L. On November 17, 1999, a "research note" regarding Rockport was posted on the www.investrend.com website. The note stated, among other things, that "The Company's projections and time lines were based on the assumption that a $2,000,000 financing would have been closed two months earlier [than November 17, 1999]. This financing has yet to be finalized." This information was based on conversations between the author of the note and Neer. A March 1, 2000 www.investrend.com "update report" provided further details concerning problems with the financing. Neer and Hinson took no other action before August 9, 2000 to correct the statements contained in the press releases. On that date, Rockport filed a Form 10-QSB for the quarter ended June 30, 2000 which acknowledged certain inaccuracies in Rockport's previous press releases, including the revenue projections, $2 million financing and the agreement with the taxi company.

M. Section 10(b) of the Exchange Act and Rule 10b-5 thereunder, prohibit persons from, directly or indirectly, in connection with the purchase or sale of securities by use of any means or instrumentality of interstate commerce or of the mails, employing any device, scheme or artifice to defraud; making any untrue statements of a material fact or omitting to state material facts necessary in order to make the statements made, in the light of the circumstances under which they were made, not misleading; or engaging in any act, practice, or course of business which operates or would operate as a fraud or deceit upon the sellers and purchasers of securities.
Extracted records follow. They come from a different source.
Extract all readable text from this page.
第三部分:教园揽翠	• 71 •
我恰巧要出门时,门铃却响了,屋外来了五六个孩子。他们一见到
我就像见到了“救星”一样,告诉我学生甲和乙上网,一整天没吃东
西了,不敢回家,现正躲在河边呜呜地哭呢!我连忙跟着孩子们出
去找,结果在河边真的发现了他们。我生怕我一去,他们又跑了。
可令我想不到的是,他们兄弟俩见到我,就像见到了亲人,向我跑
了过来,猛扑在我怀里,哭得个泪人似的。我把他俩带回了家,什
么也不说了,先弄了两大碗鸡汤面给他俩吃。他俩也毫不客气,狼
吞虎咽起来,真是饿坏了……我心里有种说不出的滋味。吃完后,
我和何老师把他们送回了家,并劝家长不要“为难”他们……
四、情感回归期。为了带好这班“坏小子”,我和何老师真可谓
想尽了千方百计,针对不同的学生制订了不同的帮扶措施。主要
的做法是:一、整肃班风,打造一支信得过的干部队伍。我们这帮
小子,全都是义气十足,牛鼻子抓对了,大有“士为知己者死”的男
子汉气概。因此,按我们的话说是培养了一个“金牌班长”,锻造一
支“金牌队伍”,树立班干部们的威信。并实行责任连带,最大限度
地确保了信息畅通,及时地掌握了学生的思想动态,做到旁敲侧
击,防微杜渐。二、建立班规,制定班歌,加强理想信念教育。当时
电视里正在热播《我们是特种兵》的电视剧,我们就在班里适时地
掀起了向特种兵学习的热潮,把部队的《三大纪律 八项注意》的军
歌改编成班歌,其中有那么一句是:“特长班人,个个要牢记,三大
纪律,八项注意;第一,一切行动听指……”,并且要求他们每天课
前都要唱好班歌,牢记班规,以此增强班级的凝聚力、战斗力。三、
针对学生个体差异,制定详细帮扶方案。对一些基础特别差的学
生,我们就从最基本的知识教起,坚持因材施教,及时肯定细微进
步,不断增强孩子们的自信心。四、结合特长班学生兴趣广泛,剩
N. Respondents violated Section 10(b) of the Exchange Act and Rule 10b-5 thereunder, the antifraud provisions of the Exchange Act, by issuing, drafting, reviewing and/or failing to correct the press releases and promotional materials described above.

III.

In view of the foregoing, the Commission deems it appropriate to accept the Offer submitted by Respondents.

Accordingly, it is ORDERED that, pursuant to Section 21C of the Exchange Act:

Respondents cease and desist from committing or causing any violation and any future violation of Section 10(b) of the Exchange Act and Rule 10b-5 thereunder.

By the Commission.

Jonathan G. Katz
Secretary

Footnote
1 The findings herein are made pursuant to the Offer of Settlement and are not binding on any other person or entity in this or any other proceeding.